We received the drivers via e-mail from 3dfx. Interestingly, they weighed in at less than 500k. The ATI 1.0 software update alone is over twice that size. "Lean and Mean," we thought. Before we could even get down to testing, we received another version of the drivers that had been optimized for more speed. We opted for the faster drivers.
In order to install a regular PCI version of the Voodoo3 2000, you first need to flash the Voodoo3's bios with the Macintosh bios. You open your machine, slide the Voodoo3 in next to your current card, then power up. Things then start up normally without any change. There are four extensions (the Mac version of a .dll file) that come with the Voodoo3 driver. Two of them are Glide extensions, Glide being the 3D API that 3dfx designed for their cards. The other two extensions are drivers that enable acceleration. After dropping the extensions onto your system folder, you run the ROM flashing program. Three seconds later, you shutdown, pull the monitor cable out of your old slow video card, and plug it into your new fast Voodoo3. You must then take a powerful tranquilizer. If you do not, the blazing fast video you are about to experience could cause severe emotional trauma (at least for a Mac user - Ed.). Oh yeah, then you turn it on.

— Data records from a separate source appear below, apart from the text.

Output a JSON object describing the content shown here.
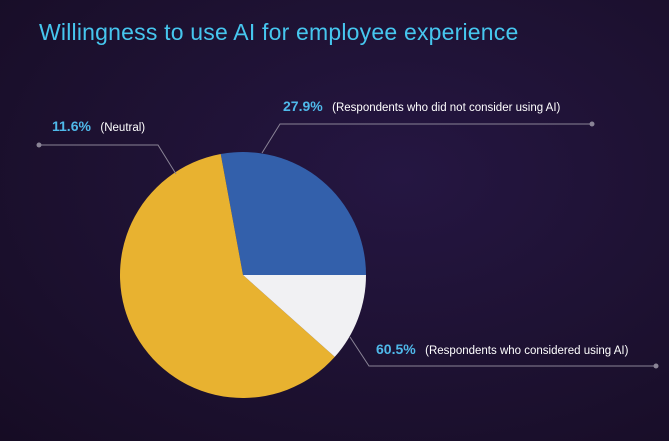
{
  "title": "Willingness to use AI for employee experience",
  "colors": {
    "background": "#1d1131",
    "title": "#46c6ee",
    "value_label": "#4fb9ea",
    "leader_line": "#8a8496"
  },
  "chart_data": {
    "type": "pie",
    "title": "Willingness to use AI for employee experience",
    "slices": [
      {
        "label": "Respondents who did not consider using AI",
        "value": 27.9,
        "value_text": "27.9%",
        "label_text": "(Respondents who did not consider using AI)",
        "color": "#3360ab"
      },
      {
        "label": "Respondents who considered using AI",
        "value": 60.5,
        "value_text": "60.5%",
        "label_text": "(Respondents who considered using AI)",
        "color": "#e8b230"
      },
      {
        "label": "Neutral",
        "value": 11.6,
        "value_text": "11.6%",
        "label_text": "(Neutral)",
        "color": "#f1f1f3"
      }
    ],
    "start_angle": "right (3 o'clock), proceeding counter-clockwise",
    "legend": "none (direct labels with leader lines)"
  }
}
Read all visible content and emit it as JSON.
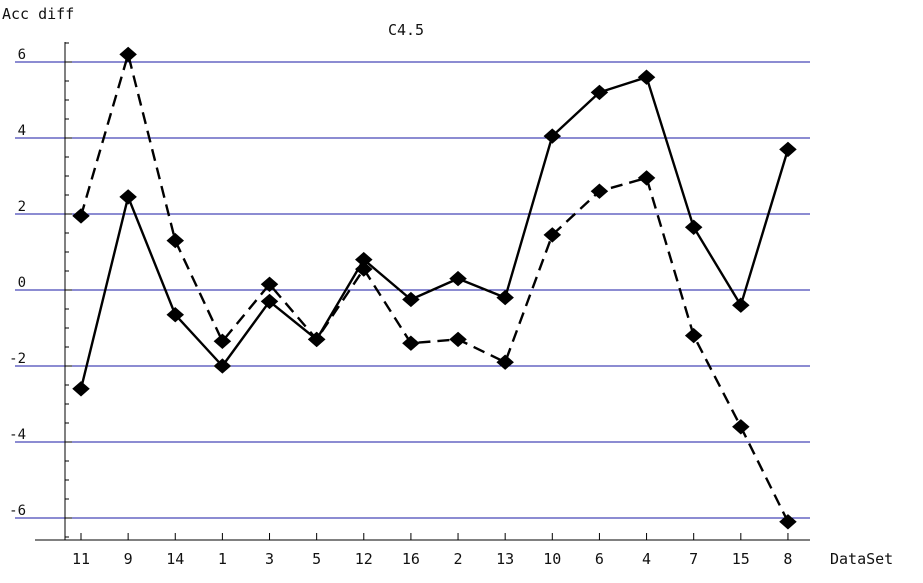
{
  "chart_data": {
    "type": "line",
    "title": "C4.5",
    "xlabel": "DataSet",
    "ylabel": "Acc diff",
    "categories": [
      "11",
      "9",
      "14",
      "1",
      "3",
      "5",
      "12",
      "16",
      "2",
      "13",
      "10",
      "6",
      "4",
      "7",
      "15",
      "8"
    ],
    "ylim": [
      -6.7,
      6.5
    ],
    "yticks": [
      -6,
      -4,
      -2,
      0,
      2,
      4,
      6
    ],
    "grid": true,
    "gridline_color": "#1a1aa6",
    "legend": "none",
    "series": [
      {
        "style": "solid",
        "marker": "diamond",
        "color": "#000000",
        "values": [
          -2.6,
          2.45,
          -0.65,
          -2.0,
          -0.3,
          -1.3,
          0.8,
          -0.25,
          0.3,
          -0.2,
          4.05,
          5.2,
          5.6,
          1.65,
          -0.4,
          3.7
        ]
      },
      {
        "style": "dashed",
        "marker": "diamond",
        "color": "#000000",
        "values": [
          1.95,
          6.2,
          1.3,
          -1.35,
          0.15,
          -1.3,
          0.55,
          -1.4,
          -1.3,
          -1.9,
          1.45,
          2.6,
          2.95,
          -1.2,
          -3.6,
          -6.1
        ]
      }
    ]
  }
}
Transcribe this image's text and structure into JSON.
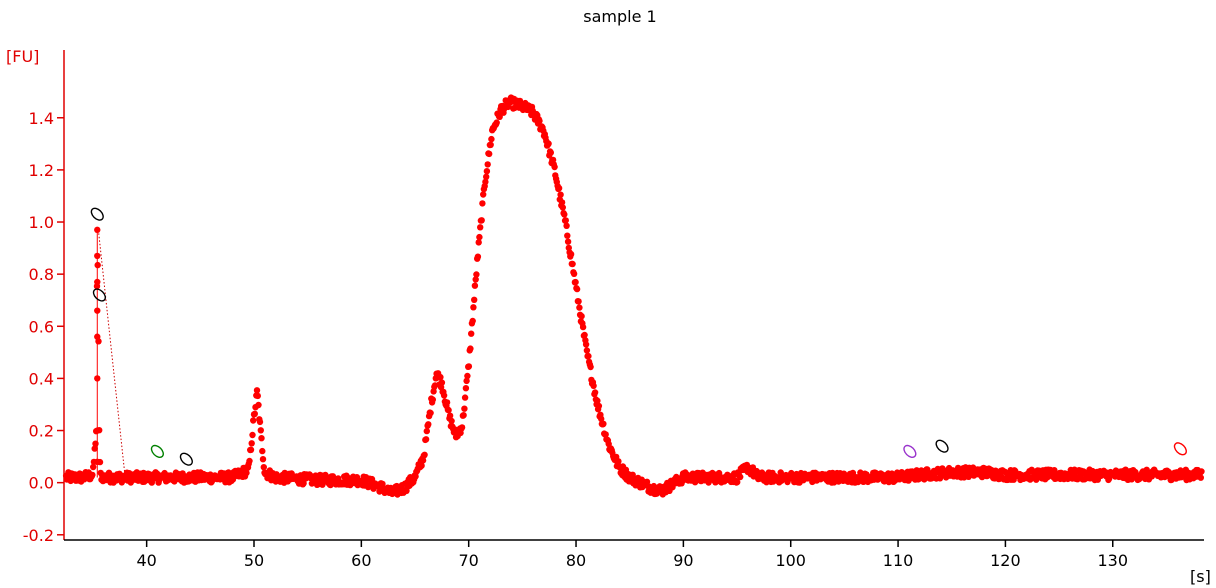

All in all, it's an installation any Mac user would be proud of. Even though the drivers we have are extremely early beta, 3dfx still managed to make installation a breeze. After installing and reinstalling video cards on a PC, this was child's play. The only problem with the setup is that you cannot flash the card back into being for a PC. This should be fixed in the future, but for now, who cares? We want speed! And boy did we get speed.